複数のタスクを同時にできる人間の脳のすごさ。やがて生成AIを上回る技術革新が生まれる――
なぜ脳は省エネで複数のタスクを同時にできるのか? 自然知能の研究へ向けて
しかし、将来を考えればさらに安価で低コストで持続可能な人工知能開発を行う必要がある。それは、まさに生物としての脳に学ぶことで自然知能の研究を促進することによって達成されることだろう。実際、生物進化によって機能分化を起こしてきた脳神経系はニューロン数約100億、結合数約100兆の大規模システムではあるが、超省エネシステムである。 すなわち、高々20ワット、一秒間に5カロリーしかエネルギーを消費しない。それにもかかわらず脳は多くのものを記憶し、思考・推論を行い、時には並行して複数の事を行い、意識と無意識をうまく使い分けながら様々な問題解決を行うことができる。
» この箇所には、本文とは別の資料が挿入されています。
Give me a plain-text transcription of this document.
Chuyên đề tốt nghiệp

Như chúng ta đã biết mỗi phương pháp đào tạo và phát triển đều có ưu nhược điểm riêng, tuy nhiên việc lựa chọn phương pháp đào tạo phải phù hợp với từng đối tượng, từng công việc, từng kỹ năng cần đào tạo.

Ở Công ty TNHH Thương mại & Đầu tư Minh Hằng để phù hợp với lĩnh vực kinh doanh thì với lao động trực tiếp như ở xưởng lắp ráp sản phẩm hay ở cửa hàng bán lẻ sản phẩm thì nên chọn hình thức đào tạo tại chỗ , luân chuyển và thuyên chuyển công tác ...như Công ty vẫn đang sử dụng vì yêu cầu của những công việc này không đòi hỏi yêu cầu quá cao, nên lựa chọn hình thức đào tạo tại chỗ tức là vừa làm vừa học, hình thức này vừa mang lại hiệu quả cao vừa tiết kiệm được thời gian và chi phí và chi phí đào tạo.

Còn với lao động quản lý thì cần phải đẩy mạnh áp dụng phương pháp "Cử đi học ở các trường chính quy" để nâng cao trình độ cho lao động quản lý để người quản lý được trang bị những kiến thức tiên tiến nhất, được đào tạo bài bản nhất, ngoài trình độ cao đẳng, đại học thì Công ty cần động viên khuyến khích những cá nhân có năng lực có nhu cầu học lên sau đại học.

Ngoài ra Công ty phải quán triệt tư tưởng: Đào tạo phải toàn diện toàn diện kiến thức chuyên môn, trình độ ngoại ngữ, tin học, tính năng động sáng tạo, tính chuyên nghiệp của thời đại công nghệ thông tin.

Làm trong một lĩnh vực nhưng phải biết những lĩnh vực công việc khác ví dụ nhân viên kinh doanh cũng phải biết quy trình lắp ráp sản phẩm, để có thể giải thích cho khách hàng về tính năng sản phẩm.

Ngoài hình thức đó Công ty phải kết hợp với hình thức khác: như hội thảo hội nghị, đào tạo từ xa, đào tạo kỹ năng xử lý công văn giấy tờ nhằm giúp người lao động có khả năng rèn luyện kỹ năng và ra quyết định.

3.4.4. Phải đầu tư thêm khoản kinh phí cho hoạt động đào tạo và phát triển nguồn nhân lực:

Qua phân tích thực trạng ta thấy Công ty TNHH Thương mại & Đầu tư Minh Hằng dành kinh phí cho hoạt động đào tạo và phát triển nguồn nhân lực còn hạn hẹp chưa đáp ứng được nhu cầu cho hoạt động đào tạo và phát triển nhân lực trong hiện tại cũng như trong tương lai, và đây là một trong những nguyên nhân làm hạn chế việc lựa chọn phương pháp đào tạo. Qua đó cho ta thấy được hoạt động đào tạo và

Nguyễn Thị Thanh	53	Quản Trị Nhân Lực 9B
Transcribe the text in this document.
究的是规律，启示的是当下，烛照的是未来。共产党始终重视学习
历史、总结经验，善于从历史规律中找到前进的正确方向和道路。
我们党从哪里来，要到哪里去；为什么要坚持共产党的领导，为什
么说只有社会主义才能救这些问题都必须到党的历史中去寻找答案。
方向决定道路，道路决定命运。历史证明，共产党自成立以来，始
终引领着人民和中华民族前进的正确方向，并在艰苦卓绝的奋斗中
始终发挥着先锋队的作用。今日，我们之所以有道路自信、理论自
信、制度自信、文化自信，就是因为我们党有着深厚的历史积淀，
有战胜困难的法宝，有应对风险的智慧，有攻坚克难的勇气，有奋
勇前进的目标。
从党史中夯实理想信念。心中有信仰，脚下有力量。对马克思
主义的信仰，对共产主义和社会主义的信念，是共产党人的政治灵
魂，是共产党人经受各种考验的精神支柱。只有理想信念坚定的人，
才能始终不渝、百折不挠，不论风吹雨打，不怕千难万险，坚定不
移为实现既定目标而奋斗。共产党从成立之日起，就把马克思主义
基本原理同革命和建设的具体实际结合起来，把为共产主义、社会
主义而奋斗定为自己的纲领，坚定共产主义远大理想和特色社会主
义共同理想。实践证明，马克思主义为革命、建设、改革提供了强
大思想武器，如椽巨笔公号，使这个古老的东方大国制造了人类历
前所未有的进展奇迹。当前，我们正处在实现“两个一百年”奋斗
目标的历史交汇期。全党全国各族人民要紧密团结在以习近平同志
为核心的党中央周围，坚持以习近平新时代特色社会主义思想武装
この仕組みを解明できれば、現行の生成系AIにとって代わるさらなる技術革新が得られることは間違いない(A. Pitti, I. Tsuda, et al. “Doing more with less: principle of natural intelligence”, to be published in Roy. Soc. Phil. Trans. A)。 数学者のスティーヴン・スメイル(1966年度フィールズ賞受賞:数学にノーベル賞はない)は2000年に“21世紀に数学者が解決すべき18の問題”を提案した。18番目の問題は「自然知能と人工知能の限界を定めよ」という魅力的なものだ。この問題の意義は今こそ発揮されるのではないだろうか。
神経回路網研究に関する日本の先駆性
すでに述べたように神経回路網の研究は脳の仕組みを理論的に解明することを目的に行われてきた。ホップフィールドやヒントンの研究も最初はそういった動機があったかもしれないが、応用が進むにつれて脳研究からは離れていった。 我が国は、脳研究の理論的枠組みとしての神経回路網研究を南雲(なぐも)仁一、高橋秀俊、甘利俊一、中野馨、福島邦彦、永野俊、杉江昇、塚田稔らが主導して遅くとも1960年代から行っており、その後、川人(かわと)光男、乾(いぬい)敏郎、銅谷(どうや)賢治らを代表とする視覚情報処理、感覚運動連関の理論研究へと途切れることなく今日まで続いている。高橋秀俊のもとにいた後藤英一によるパラメーター励振(れいしん)[i]という振動子の共振現象を論理回路に利用する「パラメトロン[ii]」の研究を神経振動子を素子とする神経回路という意味で先駆とするならば、その系譜は1950年代にまで遡る。